Epic Games released Unreal Engine 5.8 on Wednesday, introducing a Lumen Lite mode that makes dynamic global illumination viable on Nintendo Switch 2 for the first time. The new mode targets 60 fps on the console, in both docked and handheld configurations.

The update shipped alongside Epic’s State of Unreal event in Chicago. Simon Tourangeau, Unreal Engine’s Vice President of Engineering, described UE 5.8 as a response to what studios had been asking for most: performance and stability across platforms.

What Lumen Lite mode does for Switch 2

Lumen is Unreal Engine’s system for fully dynamic global illumination and reflections. The standard implementation carries a GPU cost high enough to rule it out on lower-powered hardware. The Lite variant switches to irradiance fields with probe occlusion, running twice as fast as Lumen High Quality while retaining most of the visual quality. PC support is included as well.

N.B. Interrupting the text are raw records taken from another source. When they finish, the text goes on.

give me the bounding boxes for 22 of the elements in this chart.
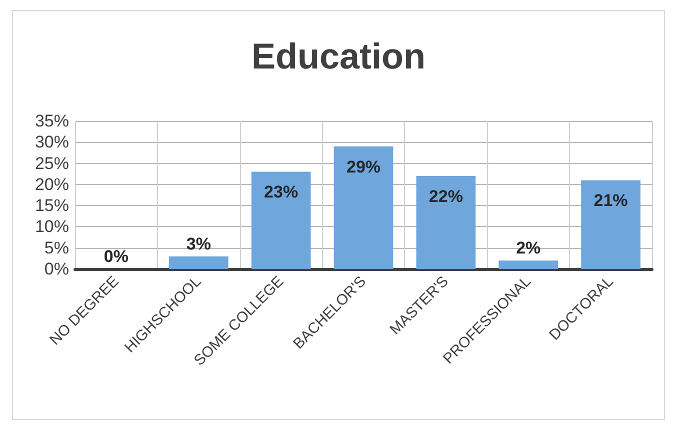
y-tick-label: 35% — [34, 112, 69, 130]
y-tick-label: 25% — [34, 154, 69, 173]
bar — [334, 146, 394, 269]
y-tick-label: 0% — [44, 260, 69, 278]
bar — [498, 260, 558, 269]
y-tick-label: 10% — [34, 217, 69, 236]
y-tick-label: 15% — [34, 196, 69, 216]
data-label: 23% — [264, 182, 298, 202]
y-tick-label: 20% — [34, 174, 69, 194]
y-tick-label: 30% — [34, 132, 69, 152]
data-label: 0% — [104, 247, 129, 266]
bar — [416, 176, 476, 269]
y-tick-label: 5% — [44, 238, 69, 258]
data-label: 22% — [428, 186, 463, 206]
data-label: 29% — [346, 157, 381, 176]
chart-title: Education — [251, 36, 426, 76]
bar — [581, 180, 640, 269]
data-label: 21% — [594, 191, 628, 210]
bar — [251, 172, 311, 269]
data-label: 3% — [186, 234, 211, 254]
bar — [168, 256, 228, 269]
data-label: 2% — [516, 238, 541, 258]
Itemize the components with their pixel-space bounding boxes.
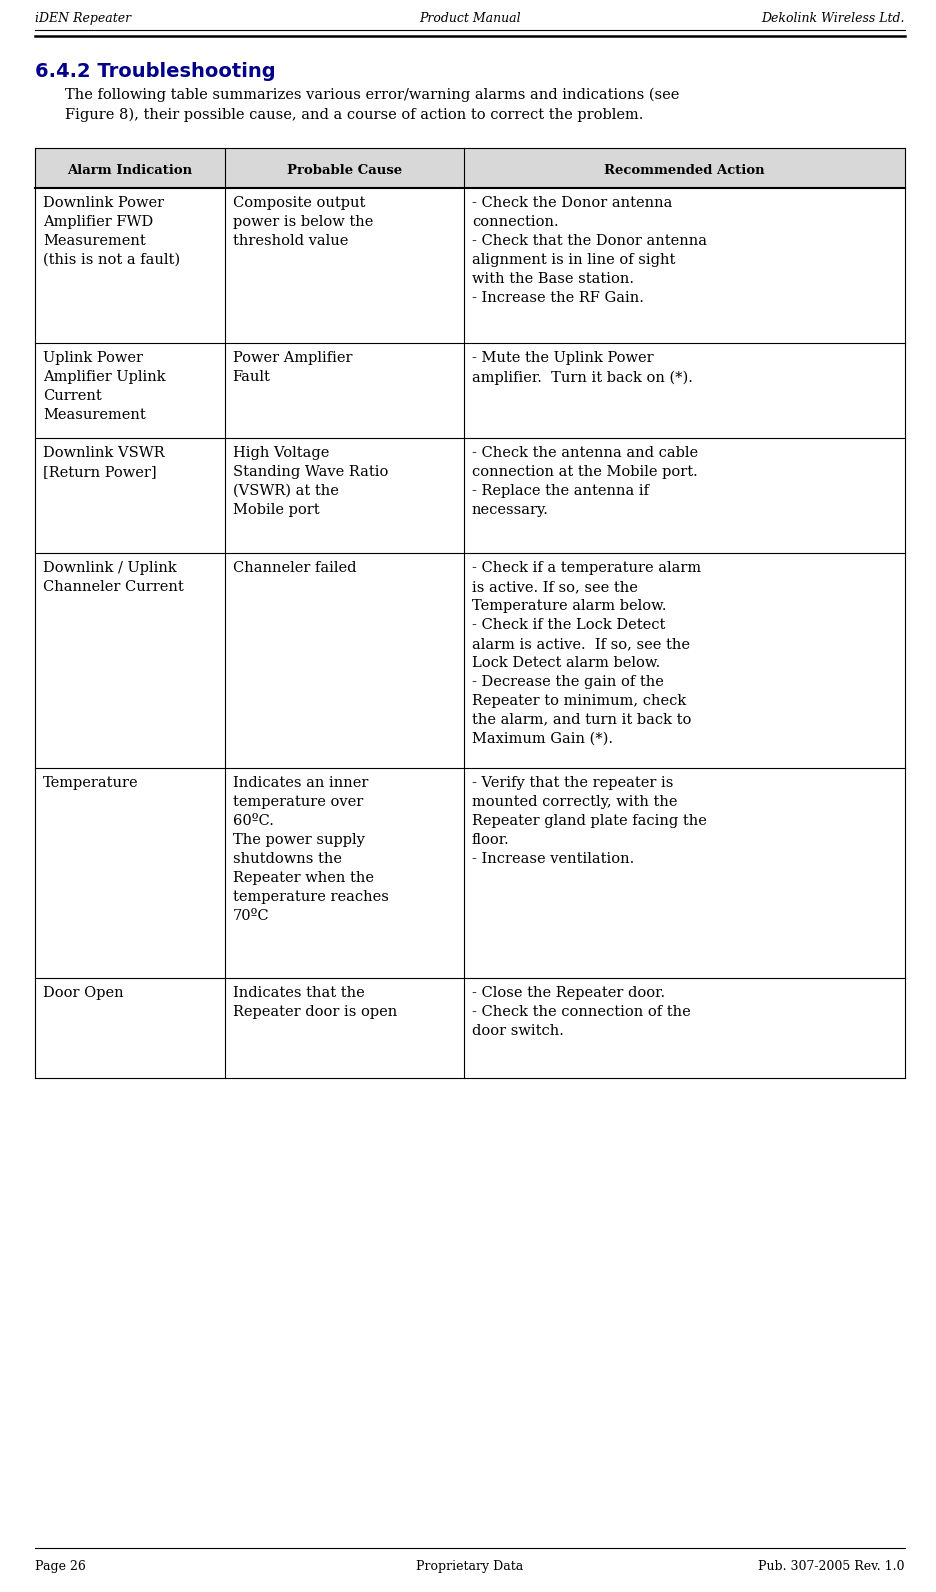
Text: Indicates an inner
temperature over
60ºC.
The power supply
shutdowns the
Repeate: Indicates an inner temperature over 60ºC… (232, 775, 388, 923)
Text: Probable Cause: Probable Cause (286, 164, 402, 177)
Bar (35, 767, 904, 977)
Text: Composite output
power is below the
threshold value: Composite output power is below the thre… (232, 196, 373, 248)
Text: - Check the antenna and cable
connection at the Mobile port.
- Replace the anten: - Check the antenna and cable connection… (472, 446, 697, 517)
Text: - Check the Donor antenna
connection.
- Check that the Donor antenna
alignment i: - Check the Donor antenna connection. - … (472, 196, 706, 304)
Text: Proprietary Data: Proprietary Data (416, 1560, 523, 1573)
Text: Downlink Power
Amplifier FWD
Measurement
(this is not a fault): Downlink Power Amplifier FWD Measurement… (43, 196, 180, 267)
Text: High Voltage
Standing Wave Ratio
(VSWR) at the
Mobile port: High Voltage Standing Wave Ratio (VSWR) … (232, 446, 388, 517)
Bar (35, 977, 904, 1078)
Text: Product Manual: Product Manual (418, 13, 520, 25)
Bar (35, 188, 904, 342)
Text: - Close the Repeater door.
- Check the connection of the
door switch.: - Close the Repeater door. - Check the c… (472, 985, 690, 1038)
Text: Temperature: Temperature (43, 775, 139, 790)
Text: Downlink VSWR
[Return Power]: Downlink VSWR [Return Power] (43, 446, 165, 479)
Text: - Check if a temperature alarm
is active. If so, see the
Temperature alarm below: - Check if a temperature alarm is active… (472, 560, 700, 745)
Text: Pub. 307-2005 Rev. 1.0: Pub. 307-2005 Rev. 1.0 (757, 1560, 904, 1573)
Bar (35, 148, 904, 188)
Text: Figure 8), their possible cause, and a course of action to correct the problem.: Figure 8), their possible cause, and a c… (65, 108, 643, 123)
Text: 6.4.2 Troubleshooting: 6.4.2 Troubleshooting (35, 62, 275, 81)
Text: Door Open: Door Open (43, 985, 124, 1000)
Text: iDEN Repeater: iDEN Repeater (35, 13, 131, 25)
Text: Page 26: Page 26 (35, 1560, 86, 1573)
Bar (35, 342, 904, 438)
Text: The following table summarizes various error/warning alarms and indications (see: The following table summarizes various e… (65, 88, 679, 102)
Text: - Mute the Uplink Power
amplifier.  Turn it back on (*).: - Mute the Uplink Power amplifier. Turn … (472, 350, 692, 385)
Bar (35, 438, 904, 552)
Bar (35, 552, 904, 767)
Text: Channeler failed: Channeler failed (232, 560, 356, 575)
Text: - Verify that the repeater is
mounted correctly, with the
Repeater gland plate f: - Verify that the repeater is mounted co… (472, 775, 706, 866)
Text: Indicates that the
Repeater door is open: Indicates that the Repeater door is open (232, 985, 397, 1019)
Text: Alarm Indication: Alarm Indication (67, 164, 192, 177)
Text: Recommended Action: Recommended Action (604, 164, 764, 177)
Text: Power Amplifier
Fault: Power Amplifier Fault (232, 350, 352, 384)
Text: Uplink Power
Amplifier Uplink
Current
Measurement: Uplink Power Amplifier Uplink Current Me… (43, 350, 166, 422)
Text: Dekolink Wireless Ltd.: Dekolink Wireless Ltd. (761, 13, 904, 25)
Text: Downlink / Uplink
Channeler Current: Downlink / Uplink Channeler Current (43, 560, 183, 594)
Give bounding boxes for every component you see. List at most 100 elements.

Epic describes the medium scalability level as targeting 60 fps on Switch 2, with handheld mode included. The company’s release notes describe it this way: “Lumen dynamic global illumination now offers a Lumen Lite mode, which is designed to preserve much of the visual impact at a significantly lower GPU cost by using irradiance fields with probe occlusion.”

At the State of Unreal keynote, Tourangeau explained the scope: “That makes Lumen viable where it wasn’t before, including on Switch 2. And that work is already helping drive further Nanite optimization efforts for the platform.”

Tourangeau’s mention of Nanite indicates the Switch 2 work extends beyond illumination. The optimization effort behind Lumen Lite is already feeding into further Nanite improvements on the platform.

Other changes in UE 5.8

The headline addition beyond Lumen Lite is Mega Lights, which allows thousands of dynamic shadow-casting area lights in a scene at a fixed GPU cost. Previously, each dynamic shadow light required careful budget allocation. Artists can now place far more lights without paying a per-light performance penalty.

Epic also reports a 68% reduction in shader count in Fortnite from combined engine and content changes. Cook times, load times, and memory use all improved as a result.

Several systems move to production-ready status in this release, including Movie Render Graph, Chaos cloth authoring via Dataflow, Audio Insights, and Iris, Epic’s networking library.

UE 5.8 is the final Unreal Engine 5 release

Epic confirmed UE 5.8 as the last planned major update for the Unreal Engine 5 branch. The company will now focus on Unreal Engine 6, announced this week alongside a teaser for a “new era” of Rocket League. UE6 is not on a public release roadmap, and no timeline was given at the event.

For studios targeting Switch 2 with Unreal Engine titles, the practical result is concrete: games that depend on dynamic global illumination can now target 60 fps on the platform. That was not achievable before this release.